Other complications include the defeat of the submandibular salivary gland, the penetration of pus into the region of space behind the digastric muscle with penetration into the neurovascular connective tissue case, giving rise to a deep neck phlegmon, manifested by pronounced dysphagia and dyspnoea due to edema of the larynx.

Treatment of interopharyngeal phlegmon. In the usual course of the latero-pharyngeal phlegmon, its opening is performed "in an internal way" in an obtuse manner after an appropriate diagnostic puncture of the abscess cavity. After that, the patient should be under observation for 3-5 days to detect a possible recurrence of the disease or manifestation of an unidentified purulent napte.

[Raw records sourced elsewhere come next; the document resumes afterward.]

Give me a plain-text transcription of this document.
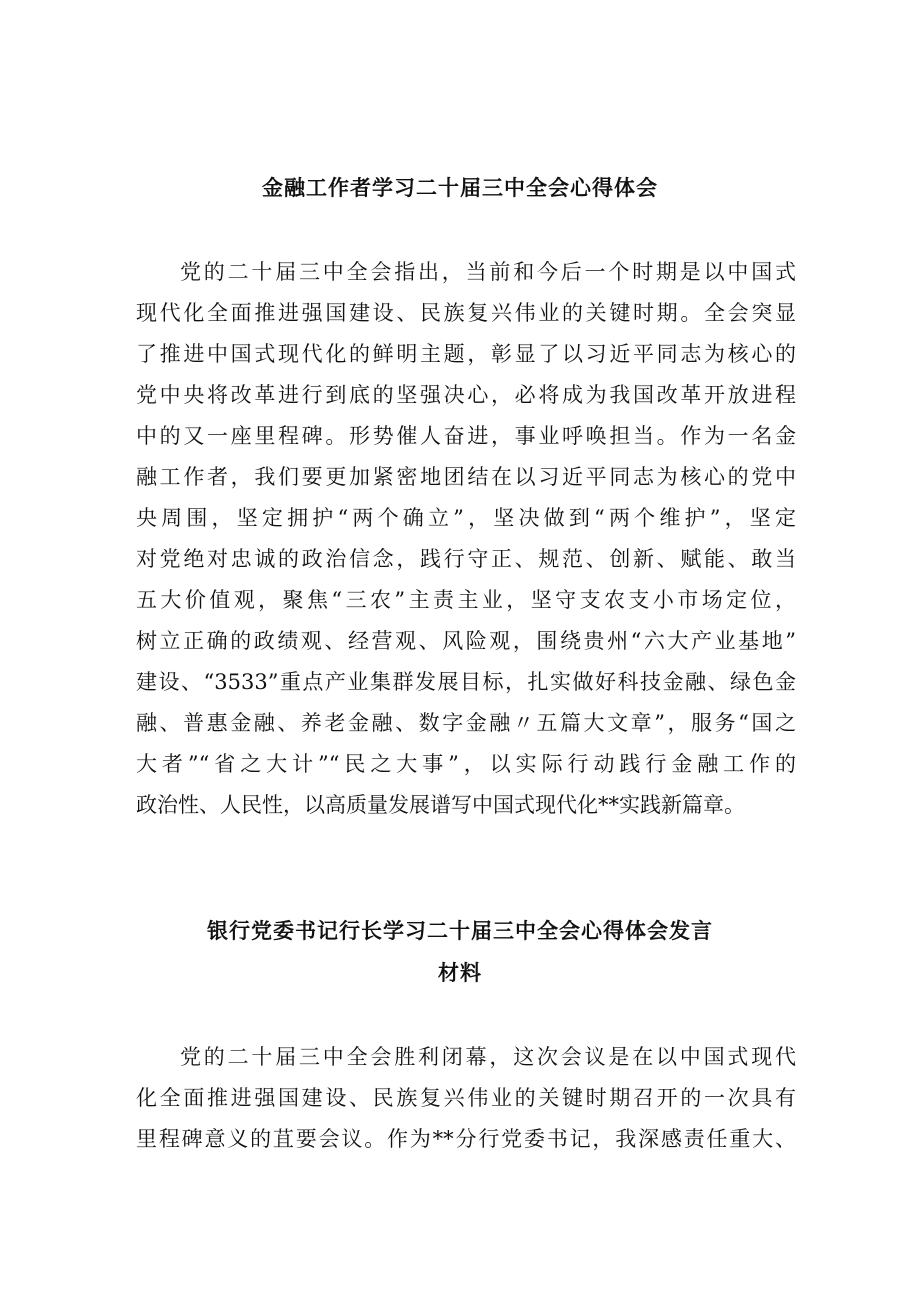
金融工作者学习二十届三中全会心得体会

党的二十届三中全会指出，当前和今后一个时期是以中国式
现代化全面推进强国建设、民族复兴伟业的关键时期。全会突显
了推进中国式现代化的鲜明主题，彰显了以习近平同志为核心的
党中央将改革进行到底的坚强决心，必将成为我国改革开放进程
中的又一座里程碑。形势催人奋进，事业呼唤担当。作为一名金
融工作者，我们要更加紧密地团结在以习近平同志为核心的党中
央周围，坚定拥护“两个确立”，坚决做到“两个维护”，坚定
对党绝对忠诚的政治信念，践行守正、规范、创新、赋能、敢当
五大价值观，聚焦“三农”主责主业，坚守支农支小市场定位，
树立正确的政绩观、经营观、风险观，围绕贵州“六大产业基地”
建设、“3533”重点产业集群发展目标，扎实做好科技金融、绿色金
融、普惠金融、养老金融、数字金融〃五篇大文章”，服务“国之
大者”“省之大计”“民之大事”，以实际行动践行金融工作的
政治性、人民性，以高质量发展谱写中国式现代化**实践新篇章。

银行党委书记行长学习二十届三中全会心得体会发言
材料

党的二十届三中全会胜利闭幕，这次会议是在以中国式现代
化全面推进强国建设、民族复兴伟业的关键时期召开的一次具有
里程碑意义的苴要会议。作为**分行党委书记，我深感责任重大、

When an abscess is formed in the submaxillary region, the dissection is performed by the external method by means of a "figured" incision, starting anterior to the angle of the lower jaw that is bending and continuing posteriorly to the anterior margin of the sternocleidomastoid muscle, then directed anteriorly, but no more than 1 cm. Do not damage the facial artery. In some cases, there is a need to cut the external jugular vein (between the two ligatures). Further, with the help of the retractor Farabef, the edges of the wound are diluted, and after several manipulations of the rasporator, the parotid gland appears in its upper corner, under the back pole of which an abscess is searched. The technique of this search is that the end of the Kocher clamp is inserted under the dorsal muscle obliquely upward, inward and posteriorly, where the abscess cavity is located. The operation is completed by the removal of pus, by washing the abscess cavity with a sterile furacilin solution and applying drainage from the glove rubber that is folded into the tube. At the corners of the wound, sutures are applied, and most of it remains unshrouded. Apply a sterile bandage. The dressings are done daily until the purulent discharge stops and the wound is filled with "physiological" granulations. It is possible to superimpose a second-delayed suture on the wound.